Now, I realize that is not FL's intent, but I think that making these type of judgements about people is a very slippery slope (If you need an example of this, just look at all of the Team in Training bashing that went on in response to FL's comment. You would think that Team in Training were the biggest bunch of posers to ever put on a pair of running shoes). Personally, my response was more than a little bit fueled by the looks of disdain that I get from people when I show up at events. They don't know anything about me or my commitment to running, but they see a big guy with a new running jacket and just look at me a some sort of window shopper denigrating their sport.

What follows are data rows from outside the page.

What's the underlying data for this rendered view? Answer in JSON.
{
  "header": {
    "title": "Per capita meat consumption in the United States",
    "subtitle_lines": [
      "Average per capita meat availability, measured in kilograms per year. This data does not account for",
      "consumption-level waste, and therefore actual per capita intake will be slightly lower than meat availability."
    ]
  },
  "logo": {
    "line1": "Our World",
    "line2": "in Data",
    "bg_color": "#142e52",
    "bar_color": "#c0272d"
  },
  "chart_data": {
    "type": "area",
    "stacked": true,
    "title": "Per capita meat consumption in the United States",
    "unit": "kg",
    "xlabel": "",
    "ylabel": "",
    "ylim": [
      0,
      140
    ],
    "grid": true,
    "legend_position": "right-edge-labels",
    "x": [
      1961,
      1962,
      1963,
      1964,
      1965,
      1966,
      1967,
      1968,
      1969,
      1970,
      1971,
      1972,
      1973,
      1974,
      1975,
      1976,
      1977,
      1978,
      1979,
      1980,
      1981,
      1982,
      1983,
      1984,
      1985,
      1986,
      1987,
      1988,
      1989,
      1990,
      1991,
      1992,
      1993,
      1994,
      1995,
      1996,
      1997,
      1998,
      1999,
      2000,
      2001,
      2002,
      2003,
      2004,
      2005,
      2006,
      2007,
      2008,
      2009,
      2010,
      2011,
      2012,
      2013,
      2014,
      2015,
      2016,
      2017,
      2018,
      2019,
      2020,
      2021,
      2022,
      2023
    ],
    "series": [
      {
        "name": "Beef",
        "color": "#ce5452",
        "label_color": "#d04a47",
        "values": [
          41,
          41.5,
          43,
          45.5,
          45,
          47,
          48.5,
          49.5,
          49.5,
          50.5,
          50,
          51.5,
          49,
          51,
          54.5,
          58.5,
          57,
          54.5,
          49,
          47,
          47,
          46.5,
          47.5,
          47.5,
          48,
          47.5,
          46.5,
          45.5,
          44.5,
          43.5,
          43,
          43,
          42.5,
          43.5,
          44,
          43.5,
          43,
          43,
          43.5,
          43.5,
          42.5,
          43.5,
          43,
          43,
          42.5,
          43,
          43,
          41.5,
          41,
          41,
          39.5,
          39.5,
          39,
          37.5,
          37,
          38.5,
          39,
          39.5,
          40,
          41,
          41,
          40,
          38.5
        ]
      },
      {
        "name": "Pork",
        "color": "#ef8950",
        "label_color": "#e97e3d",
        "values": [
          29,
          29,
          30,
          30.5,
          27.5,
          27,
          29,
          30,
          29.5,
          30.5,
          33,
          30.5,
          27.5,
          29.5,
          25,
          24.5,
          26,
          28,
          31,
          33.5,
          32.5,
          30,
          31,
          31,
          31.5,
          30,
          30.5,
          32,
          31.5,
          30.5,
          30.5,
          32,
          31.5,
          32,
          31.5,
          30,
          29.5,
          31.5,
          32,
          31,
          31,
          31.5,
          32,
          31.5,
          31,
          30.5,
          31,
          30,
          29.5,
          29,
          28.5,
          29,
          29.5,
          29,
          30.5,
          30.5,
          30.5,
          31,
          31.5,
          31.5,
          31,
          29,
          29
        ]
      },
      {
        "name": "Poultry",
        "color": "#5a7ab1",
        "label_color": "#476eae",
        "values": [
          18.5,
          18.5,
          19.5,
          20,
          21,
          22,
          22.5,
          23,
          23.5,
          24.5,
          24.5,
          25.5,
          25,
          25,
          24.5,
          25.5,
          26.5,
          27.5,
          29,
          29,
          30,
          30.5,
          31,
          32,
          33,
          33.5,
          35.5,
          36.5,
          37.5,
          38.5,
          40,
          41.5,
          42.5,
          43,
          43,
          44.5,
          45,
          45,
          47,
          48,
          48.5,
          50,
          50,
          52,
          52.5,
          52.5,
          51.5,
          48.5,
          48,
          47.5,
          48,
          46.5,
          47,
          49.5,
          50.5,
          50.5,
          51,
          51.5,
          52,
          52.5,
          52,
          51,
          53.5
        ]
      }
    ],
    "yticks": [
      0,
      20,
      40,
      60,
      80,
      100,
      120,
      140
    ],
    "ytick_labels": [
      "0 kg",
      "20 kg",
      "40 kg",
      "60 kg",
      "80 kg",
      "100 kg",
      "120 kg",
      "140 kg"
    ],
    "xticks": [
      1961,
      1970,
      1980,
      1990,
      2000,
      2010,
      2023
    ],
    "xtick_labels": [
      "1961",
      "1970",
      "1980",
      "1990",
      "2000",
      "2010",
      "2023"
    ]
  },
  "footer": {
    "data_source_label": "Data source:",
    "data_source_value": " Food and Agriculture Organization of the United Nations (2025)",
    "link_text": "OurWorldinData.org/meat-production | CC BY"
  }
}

Now, I realize that these people are not representative of every "Runner" out there and are most likely asshole outside of their running life, and this elitism is only how their prick-ishness manifests itself in this setting, but it is this type of elitist BS that intimidates some people and keeps them from participating in something that may awaken and hidden passion. It also can lead to efforts to devalue the accomplishments of slower runners, such as different color medals based upon finishing times, which one comment spoke about in response to FL's post. Personally, I am the biggest person at nearly every non-major charity race I attend, and it is intimidating at times to line up with people that are in much better shape than I am. There is no way for me to show them that I am just as serious about this sport as anyone else. Honestly, I don't care what motivates a person to run. I am glad to see people out there doing it, and their reasons good, bad, or ugly are their own and have no effect upon me. I am a runner. I don't need a BQ or anyone else's nod of approval. I don't care if some 400 lb Sumo Wrestler completed the LA Marathon in 9 hours and a bunch of media outlets wrote stories about it. It doesn't water down how I feel about my accomplishments. And, I hate to see people like FL, who have a lot people's respect buying into the idea and not realizing where such sentiments can easily lead.